British culture minister Jeremy Wright said on Thursday he could not rule out a criminal investigation. The majority of the ministers at the NSC meeting have said they were not involved, according to media reports.

Hammond said he was unaware of any previous leak from a meeting of the NSC.

“It’s not about the substance of what was apparently leaked. It’s not earth-shattering information. But it is important that we protect the principle that nothing that goes on in national security council meetings must ever be repeated outside the room.”

Allowing Huawei a reduced role in building its 5G network puts Britain at odds with the United States which has told allies not to use its technology at all because of fears it could be a vehicle for Chinese spying. Huawei has categorically denied this.
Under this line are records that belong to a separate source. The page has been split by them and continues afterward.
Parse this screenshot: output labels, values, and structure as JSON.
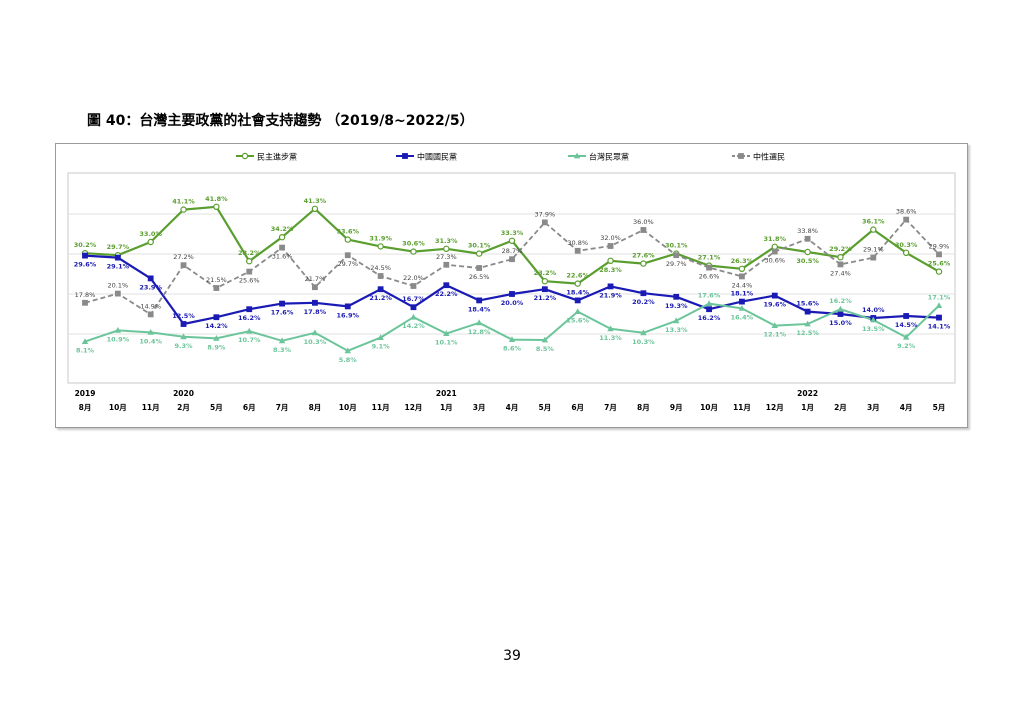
{
  "caption": "圖 40：台灣主要政黨的社會支持趨勢 （2019/8~2022/5）",
  "page_number": "39",
  "colors": {
    "dpp": "#5a9e2f",
    "kmt": "#1a1ab4",
    "tpp": "#6cc59a",
    "neutral": "#8a8a8a",
    "neutral_label": "#444444",
    "frame": "#9a9a9a",
    "grid": "#e0e0e0"
  },
  "chart_data": {
    "type": "line",
    "title": "",
    "xlabel": "",
    "ylabel": "",
    "ylim": [
      0,
      48
    ],
    "grid": true,
    "legend_position": "top",
    "categories": [
      "8月",
      "10月",
      "11月",
      "2月",
      "5月",
      "6月",
      "7月",
      "8月",
      "10月",
      "11月",
      "12月",
      "1月",
      "3月",
      "4月",
      "5月",
      "6月",
      "7月",
      "8月",
      "9月",
      "10月",
      "11月",
      "12月",
      "1月",
      "2月",
      "3月",
      "4月",
      "5月"
    ],
    "year_labels": [
      {
        "index": 0,
        "label": "2019"
      },
      {
        "index": 3,
        "label": "2020"
      },
      {
        "index": 11,
        "label": "2021"
      },
      {
        "index": 22,
        "label": "2022"
      }
    ],
    "series": [
      {
        "name": "民主進步黨",
        "key": "dpp",
        "marker": "circle",
        "dashed": false,
        "values": [
          30.2,
          29.7,
          33.0,
          41.1,
          41.8,
          28.2,
          34.2,
          41.3,
          33.6,
          31.9,
          30.6,
          31.3,
          30.1,
          33.3,
          23.2,
          22.6,
          28.3,
          27.6,
          30.1,
          27.1,
          26.3,
          31.8,
          30.5,
          29.2,
          36.1,
          30.3,
          25.6
        ],
        "labels": [
          "30.2%",
          "29.7%",
          "33.0%",
          "41.1%",
          "41.8%",
          "28.2%",
          "34.2%",
          "41.3%",
          "33.6%",
          "31.9%",
          "30.6%",
          "31.3%",
          "30.1%",
          "33.3%",
          "23.2%",
          "22.6%",
          "28.3%",
          "27.6%",
          "30.1%",
          "27.1%",
          "26.3%",
          "31.8%",
          "30.5%",
          "29.2%",
          "36.1%",
          "30.3%",
          "25.6%"
        ]
      },
      {
        "name": "中國國民黨",
        "key": "kmt",
        "marker": "square",
        "dashed": false,
        "values": [
          29.6,
          29.1,
          23.9,
          12.5,
          14.2,
          16.2,
          17.6,
          17.8,
          16.9,
          21.2,
          16.7,
          22.2,
          18.4,
          20.0,
          21.2,
          18.4,
          21.9,
          20.2,
          19.3,
          16.2,
          18.1,
          19.6,
          15.6,
          15.0,
          14.0,
          14.5,
          14.1
        ],
        "labels": [
          "29.6%",
          "29.1%",
          "23.9%",
          "12.5%",
          "14.2%",
          "16.2%",
          "17.6%",
          "17.8%",
          "16.9%",
          "21.2%",
          "16.7%",
          "22.2%",
          "18.4%",
          "20.0%",
          "21.2%",
          "18.4%",
          "21.9%",
          "20.2%",
          "19.3%",
          "16.2%",
          "18.1%",
          "19.6%",
          "15.6%",
          "15.0%",
          "14.0%",
          "14.5%",
          "14.1%"
        ]
      },
      {
        "name": "台灣民眾黨",
        "key": "tpp",
        "marker": "triangle",
        "dashed": false,
        "values": [
          8.1,
          10.9,
          10.4,
          9.3,
          8.9,
          10.7,
          8.3,
          10.3,
          5.8,
          9.1,
          14.2,
          10.1,
          12.8,
          8.6,
          8.5,
          15.6,
          11.3,
          10.3,
          13.3,
          17.6,
          16.4,
          12.1,
          12.5,
          16.2,
          13.5,
          9.2,
          17.1
        ],
        "labels": [
          "8.1%",
          "10.9%",
          "10.4%",
          "9.3%",
          "8.9%",
          "10.7%",
          "8.3%",
          "10.3%",
          "5.8%",
          "9.1%",
          "14.2%",
          "10.1%",
          "12.8%",
          "8.6%",
          "8.5%",
          "15.6%",
          "11.3%",
          "10.3%",
          "13.3%",
          "17.6%",
          "16.4%",
          "12.1%",
          "12.5%",
          "16.2%",
          "13.5%",
          "9.2%",
          "17.1%"
        ]
      },
      {
        "name": "中性選民",
        "key": "neutral",
        "marker": "square",
        "dashed": true,
        "values": [
          17.8,
          20.1,
          14.9,
          27.2,
          21.5,
          25.6,
          31.6,
          21.7,
          29.7,
          24.5,
          22.0,
          27.3,
          26.5,
          28.7,
          37.9,
          30.8,
          32.0,
          36.0,
          29.7,
          26.6,
          24.4,
          30.6,
          33.8,
          27.4,
          29.1,
          38.6,
          29.9
        ],
        "labels": [
          "17.8%",
          "20.1%",
          "14.9%",
          "27.2%",
          "21.5%",
          "25.6%",
          "31.6%",
          "21.7%",
          "29.7%",
          "24.5%",
          "22.0%",
          "27.3%",
          "26.5%",
          "28.7%",
          "37.9%",
          "30.8%",
          "32.0%",
          "36.0%",
          "29.7%",
          "26.6%",
          "24.4%",
          "30.6%",
          "33.8%",
          "27.4%",
          "29.1%",
          "38.6%",
          "29.9%"
        ]
      }
    ]
  }
}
There have been concerns that the NSC’s conclusion, which sources confirmed to Reuters, could upset other allies in the world’s leading intelligence-sharing network – the Five Eyes alliance of the United States, Britain, Australia, Canada and New Zealand.

However, British ministers and intelligence officials have said any final decision on 5G would not put critical national infrastructure at risk. Ciaran Martin, head of the cyber center of Britain’s main eavesdropping agency, GCHQ, played down any threat of a rift in the Five Eyes alliance.